According to the OIG's semiannual report to Congress, the agency generated an estimated $12.70 in expected recoveries or savings for every dollar spent on oversight. Much of the reported financial impact came from several high-profile enforcement actions, including the conviction of a telemedicine software executive involved in a $1 billion fraud scheme and $674 million in settlements involving Kaiser Permanente affiliates and CVS Health's Aetna over allegations of inflated Medicare Advantage billing.

However, the overall number of enforcement cases declined significantly. Combined criminal and civil actions dropped to 604 from 833 in the previous reporting period, while criminal referrals fell to 1,168 from 1,451. Exclusions from Medicare and other federal healthcare programs also continued a two-year decline, decreasing from 1,795 to 1,212. The figures suggest enforcement activity has not accelerated compared with similar periods under the Trump or Biden administrations.

The report also noted that the OIG's reporting methodology changed in early 2025, introducing a broader "total monetary impact" metric that combines projected savings with funds ordered or agreed to be repaid rather than actual collections.
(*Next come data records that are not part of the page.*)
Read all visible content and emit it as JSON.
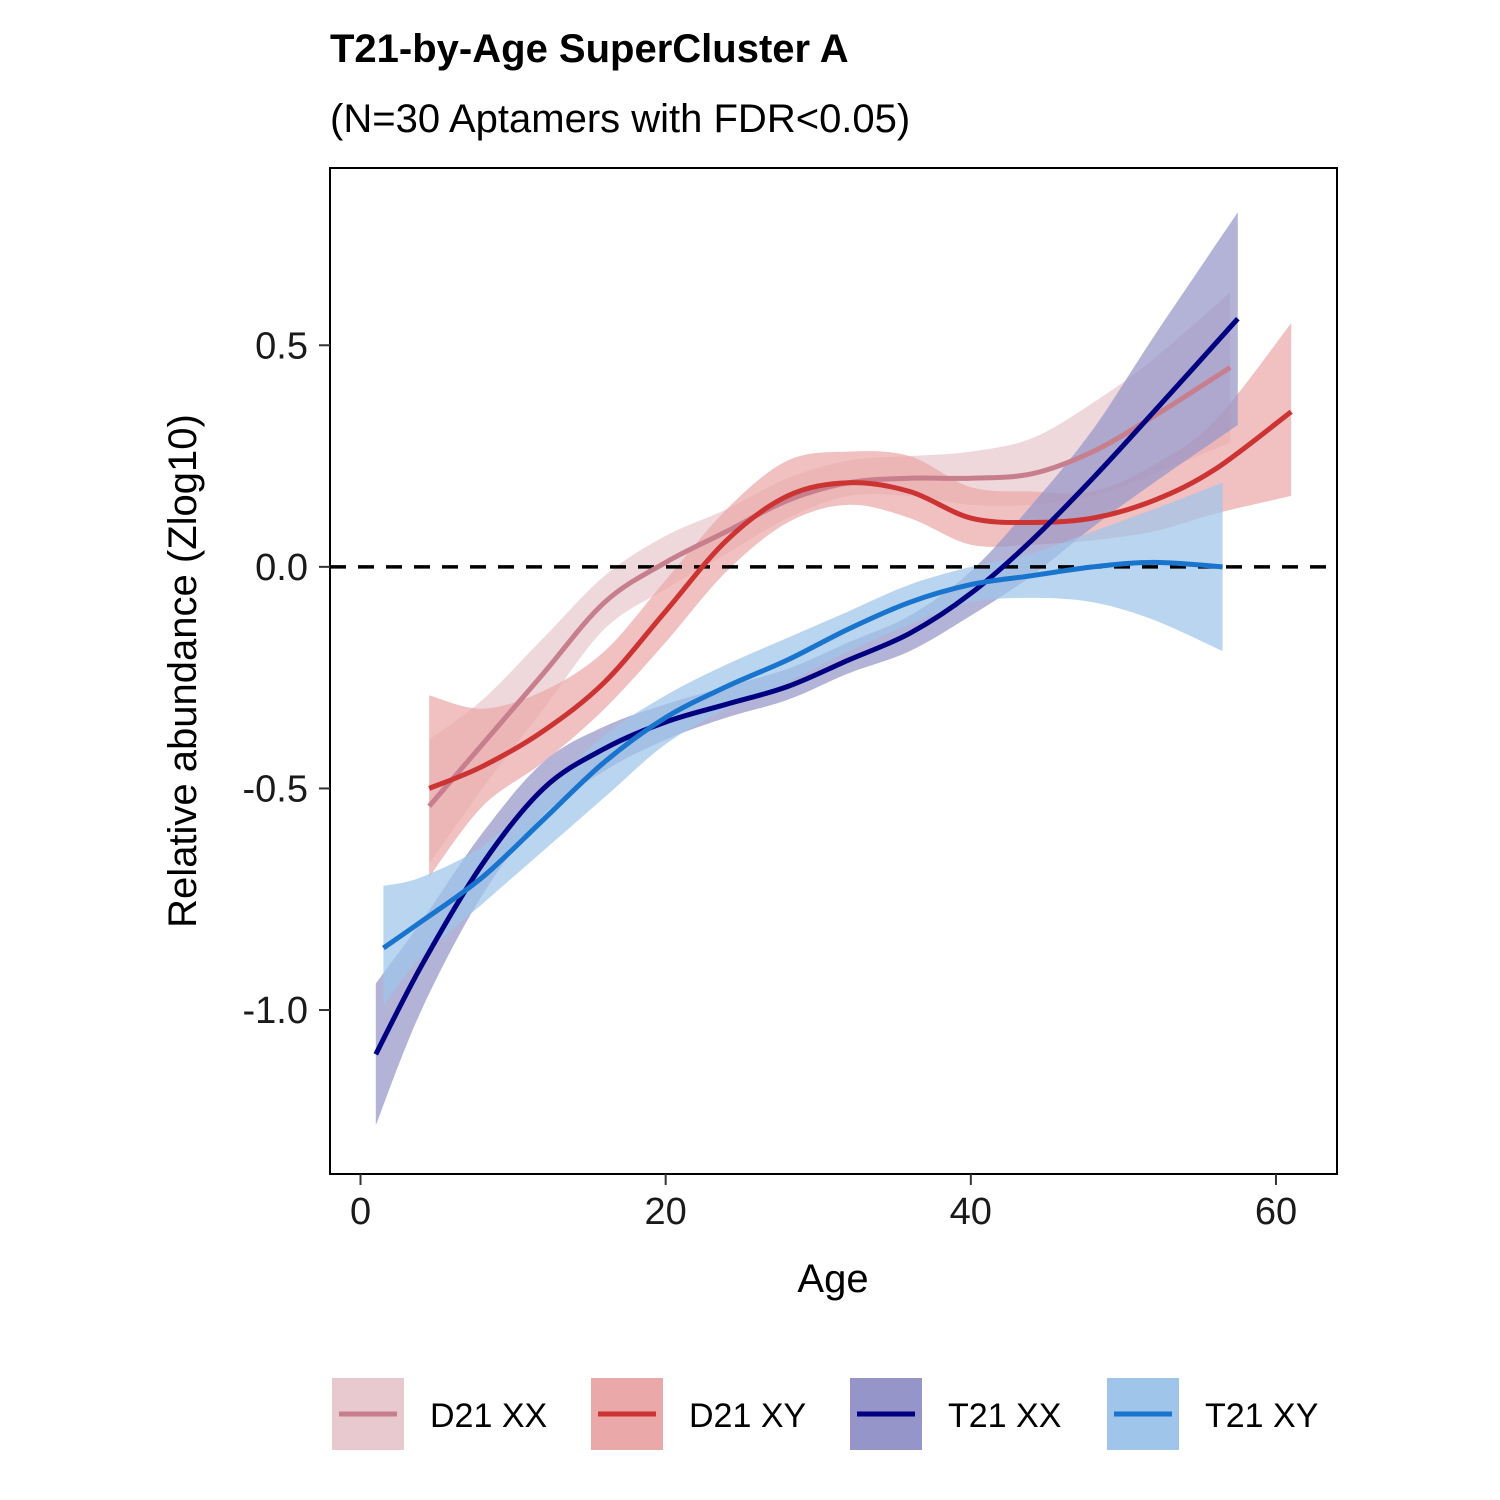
{
  "chart_data": {
    "type": "line",
    "title": "T21-by-Age SuperCluster A",
    "subtitle": "(N=30 Aptamers with FDR<0.05)",
    "xlabel": "Age",
    "ylabel": "Relative abundance (Zlog10)",
    "xlim": [
      -2,
      64
    ],
    "ylim": [
      -1.37,
      0.9
    ],
    "x_ticks": [
      0,
      20,
      40,
      60
    ],
    "x_tick_labels": [
      "0",
      "20",
      "40",
      "60"
    ],
    "y_ticks": [
      0.5,
      0.0,
      -0.5,
      -1.0
    ],
    "y_tick_labels": [
      "0.5",
      "0.0",
      "-0.5",
      "-1.0"
    ],
    "reference_line": {
      "y": 0,
      "style": "dashed"
    },
    "grid": false,
    "legend_position": "bottom",
    "series": [
      {
        "name": "D21 XX",
        "color": "#c77f8e",
        "fill": "#e7c9cf",
        "points": [
          [
            4.5,
            -0.54
          ],
          [
            8,
            -0.4
          ],
          [
            12,
            -0.24
          ],
          [
            16,
            -0.08
          ],
          [
            20,
            0.01
          ],
          [
            24,
            0.08
          ],
          [
            28,
            0.15
          ],
          [
            32,
            0.19
          ],
          [
            36,
            0.2
          ],
          [
            40,
            0.2
          ],
          [
            44,
            0.21
          ],
          [
            48,
            0.26
          ],
          [
            52,
            0.34
          ],
          [
            57,
            0.45
          ]
        ],
        "lower": [
          [
            4.5,
            -0.67
          ],
          [
            8,
            -0.5
          ],
          [
            12,
            -0.32
          ],
          [
            16,
            -0.14
          ],
          [
            20,
            -0.05
          ],
          [
            24,
            0.03
          ],
          [
            28,
            0.11
          ],
          [
            32,
            0.16
          ],
          [
            36,
            0.16
          ],
          [
            40,
            0.14
          ],
          [
            44,
            0.14
          ],
          [
            48,
            0.16
          ],
          [
            52,
            0.21
          ],
          [
            57,
            0.28
          ]
        ],
        "upper": [
          [
            4.5,
            -0.39
          ],
          [
            8,
            -0.3
          ],
          [
            12,
            -0.16
          ],
          [
            16,
            -0.02
          ],
          [
            20,
            0.07
          ],
          [
            24,
            0.13
          ],
          [
            28,
            0.2
          ],
          [
            32,
            0.24
          ],
          [
            36,
            0.25
          ],
          [
            40,
            0.26
          ],
          [
            44,
            0.29
          ],
          [
            48,
            0.37
          ],
          [
            52,
            0.47
          ],
          [
            57,
            0.62
          ]
        ]
      },
      {
        "name": "D21 XY",
        "color": "#cc3333",
        "fill": "#eba8a8",
        "points": [
          [
            4.5,
            -0.5
          ],
          [
            8,
            -0.45
          ],
          [
            12,
            -0.37
          ],
          [
            16,
            -0.26
          ],
          [
            20,
            -0.1
          ],
          [
            24,
            0.06
          ],
          [
            28,
            0.16
          ],
          [
            32,
            0.19
          ],
          [
            36,
            0.17
          ],
          [
            40,
            0.11
          ],
          [
            44,
            0.1
          ],
          [
            48,
            0.11
          ],
          [
            52,
            0.15
          ],
          [
            56,
            0.22
          ],
          [
            61,
            0.35
          ]
        ],
        "lower": [
          [
            4.5,
            -0.7
          ],
          [
            8,
            -0.54
          ],
          [
            12,
            -0.44
          ],
          [
            16,
            -0.32
          ],
          [
            20,
            -0.17
          ],
          [
            24,
            -0.01
          ],
          [
            28,
            0.1
          ],
          [
            32,
            0.14
          ],
          [
            36,
            0.11
          ],
          [
            40,
            0.05
          ],
          [
            44,
            0.05
          ],
          [
            48,
            0.06
          ],
          [
            52,
            0.08
          ],
          [
            56,
            0.12
          ],
          [
            61,
            0.16
          ]
        ],
        "upper": [
          [
            4.5,
            -0.29
          ],
          [
            8,
            -0.32
          ],
          [
            12,
            -0.28
          ],
          [
            16,
            -0.19
          ],
          [
            20,
            -0.03
          ],
          [
            24,
            0.13
          ],
          [
            28,
            0.24
          ],
          [
            32,
            0.26
          ],
          [
            36,
            0.25
          ],
          [
            40,
            0.18
          ],
          [
            44,
            0.17
          ],
          [
            48,
            0.17
          ],
          [
            52,
            0.23
          ],
          [
            56,
            0.33
          ],
          [
            61,
            0.55
          ]
        ]
      },
      {
        "name": "T21 XX",
        "color": "#000080",
        "fill": "#9595c9",
        "points": [
          [
            1,
            -1.1
          ],
          [
            4,
            -0.9
          ],
          [
            8,
            -0.67
          ],
          [
            12,
            -0.5
          ],
          [
            16,
            -0.41
          ],
          [
            20,
            -0.35
          ],
          [
            24,
            -0.31
          ],
          [
            28,
            -0.27
          ],
          [
            32,
            -0.21
          ],
          [
            36,
            -0.15
          ],
          [
            40,
            -0.06
          ],
          [
            44,
            0.06
          ],
          [
            48,
            0.2
          ],
          [
            52,
            0.35
          ],
          [
            57.5,
            0.56
          ]
        ],
        "lower": [
          [
            1,
            -1.26
          ],
          [
            4,
            -1.0
          ],
          [
            8,
            -0.74
          ],
          [
            12,
            -0.56
          ],
          [
            16,
            -0.46
          ],
          [
            20,
            -0.39
          ],
          [
            24,
            -0.34
          ],
          [
            28,
            -0.3
          ],
          [
            32,
            -0.24
          ],
          [
            36,
            -0.19
          ],
          [
            40,
            -0.11
          ],
          [
            44,
            -0.02
          ],
          [
            48,
            0.09
          ],
          [
            52,
            0.19
          ],
          [
            57.5,
            0.32
          ]
        ],
        "upper": [
          [
            1,
            -0.94
          ],
          [
            4,
            -0.8
          ],
          [
            8,
            -0.6
          ],
          [
            12,
            -0.44
          ],
          [
            16,
            -0.36
          ],
          [
            20,
            -0.31
          ],
          [
            24,
            -0.27
          ],
          [
            28,
            -0.23
          ],
          [
            32,
            -0.17
          ],
          [
            36,
            -0.11
          ],
          [
            40,
            -0.01
          ],
          [
            44,
            0.14
          ],
          [
            48,
            0.31
          ],
          [
            52,
            0.52
          ],
          [
            57.5,
            0.8
          ]
        ]
      },
      {
        "name": "T21 XY",
        "color": "#1874cd",
        "fill": "#9fc5ea",
        "points": [
          [
            1.5,
            -0.86
          ],
          [
            4,
            -0.8
          ],
          [
            8,
            -0.7
          ],
          [
            12,
            -0.57
          ],
          [
            16,
            -0.44
          ],
          [
            20,
            -0.34
          ],
          [
            24,
            -0.27
          ],
          [
            28,
            -0.21
          ],
          [
            32,
            -0.14
          ],
          [
            36,
            -0.08
          ],
          [
            40,
            -0.04
          ],
          [
            44,
            -0.02
          ],
          [
            48,
            0.0
          ],
          [
            52,
            0.01
          ],
          [
            56.5,
            0.0
          ]
        ],
        "lower": [
          [
            1.5,
            -0.99
          ],
          [
            4,
            -0.88
          ],
          [
            8,
            -0.76
          ],
          [
            12,
            -0.64
          ],
          [
            16,
            -0.52
          ],
          [
            20,
            -0.4
          ],
          [
            24,
            -0.32
          ],
          [
            28,
            -0.26
          ],
          [
            32,
            -0.19
          ],
          [
            36,
            -0.13
          ],
          [
            40,
            -0.08
          ],
          [
            44,
            -0.07
          ],
          [
            48,
            -0.08
          ],
          [
            52,
            -0.12
          ],
          [
            56.5,
            -0.19
          ]
        ],
        "upper": [
          [
            1.5,
            -0.72
          ],
          [
            4,
            -0.7
          ],
          [
            8,
            -0.63
          ],
          [
            12,
            -0.51
          ],
          [
            16,
            -0.38
          ],
          [
            20,
            -0.29
          ],
          [
            24,
            -0.22
          ],
          [
            28,
            -0.16
          ],
          [
            32,
            -0.1
          ],
          [
            36,
            -0.04
          ],
          [
            40,
            0.0
          ],
          [
            44,
            0.03
          ],
          [
            48,
            0.08
          ],
          [
            52,
            0.13
          ],
          [
            56.5,
            0.19
          ]
        ]
      }
    ]
  }
}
As a result, the reported financial impact has fluctuated sharply in recent reporting periods.

The findings come as Vice President JD Vance, HHS Secretary Robert F. Kennedy Jr., and Centers for Medicare & Medicaid Services Administrator Mehmet Oz continue highlighting the administration's campaign against healthcare fraud. The OIG said it is coordinating investigations with a White House fraud task force led by Vance.
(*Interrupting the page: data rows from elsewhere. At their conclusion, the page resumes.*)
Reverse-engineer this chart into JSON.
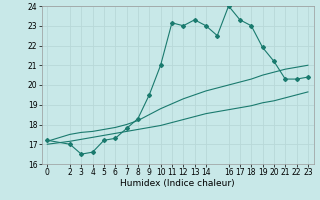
{
  "xlabel": "Humidex (Indice chaleur)",
  "ylabel": "",
  "xlim": [
    -0.5,
    23.5
  ],
  "ylim": [
    16,
    24
  ],
  "xticks": [
    0,
    2,
    3,
    4,
    5,
    6,
    7,
    8,
    9,
    10,
    11,
    12,
    13,
    14,
    16,
    17,
    18,
    19,
    20,
    21,
    22,
    23
  ],
  "yticks": [
    16,
    17,
    18,
    19,
    20,
    21,
    22,
    23,
    24
  ],
  "background_color": "#c8e8e8",
  "grid_color": "#e0f0f0",
  "line_color": "#1a7a6e",
  "figsize": [
    3.2,
    2.0
  ],
  "dpi": 100,
  "line1_x": [
    0,
    2,
    3,
    4,
    5,
    6,
    7,
    8,
    9,
    10,
    11,
    12,
    13,
    14,
    15,
    16,
    17,
    18,
    19,
    20,
    21,
    22,
    23
  ],
  "line1_y": [
    17.2,
    17.0,
    16.5,
    16.6,
    17.2,
    17.3,
    17.8,
    18.3,
    19.5,
    21.0,
    23.15,
    23.0,
    23.3,
    23.0,
    22.5,
    24.0,
    23.3,
    23.0,
    21.9,
    21.2,
    20.3,
    20.3,
    20.4
  ],
  "line2_x": [
    0,
    2,
    3,
    4,
    5,
    6,
    7,
    8,
    9,
    10,
    11,
    12,
    13,
    14,
    15,
    16,
    17,
    18,
    19,
    20,
    21,
    22,
    23
  ],
  "line2_y": [
    17.15,
    17.5,
    17.6,
    17.65,
    17.75,
    17.85,
    18.0,
    18.2,
    18.5,
    18.8,
    19.05,
    19.3,
    19.5,
    19.7,
    19.85,
    20.0,
    20.15,
    20.3,
    20.5,
    20.65,
    20.8,
    20.9,
    21.0
  ],
  "line3_x": [
    0,
    2,
    3,
    4,
    5,
    6,
    7,
    8,
    9,
    10,
    11,
    12,
    13,
    14,
    15,
    16,
    17,
    18,
    19,
    20,
    21,
    22,
    23
  ],
  "line3_y": [
    17.0,
    17.15,
    17.25,
    17.35,
    17.45,
    17.55,
    17.65,
    17.75,
    17.85,
    17.95,
    18.1,
    18.25,
    18.4,
    18.55,
    18.65,
    18.75,
    18.85,
    18.95,
    19.1,
    19.2,
    19.35,
    19.5,
    19.65
  ]
}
The report also examined Medicaid-funded autism services in Indiana, Wisconsin, Maine, and Colorado, identifying hundreds of millions of dollars in improper or potentially improper payments for applied behavior analysis therapy. Auditors attributed the issues to administrative failures, including missing documentation, unsigned assessments, cloned treatment notes, unqualified providers, and weak state oversight, rather than organized criminal fraud. The report marks the first full accounting signed by Inspector General T. March Bell, who was confirmed by the Senate in December.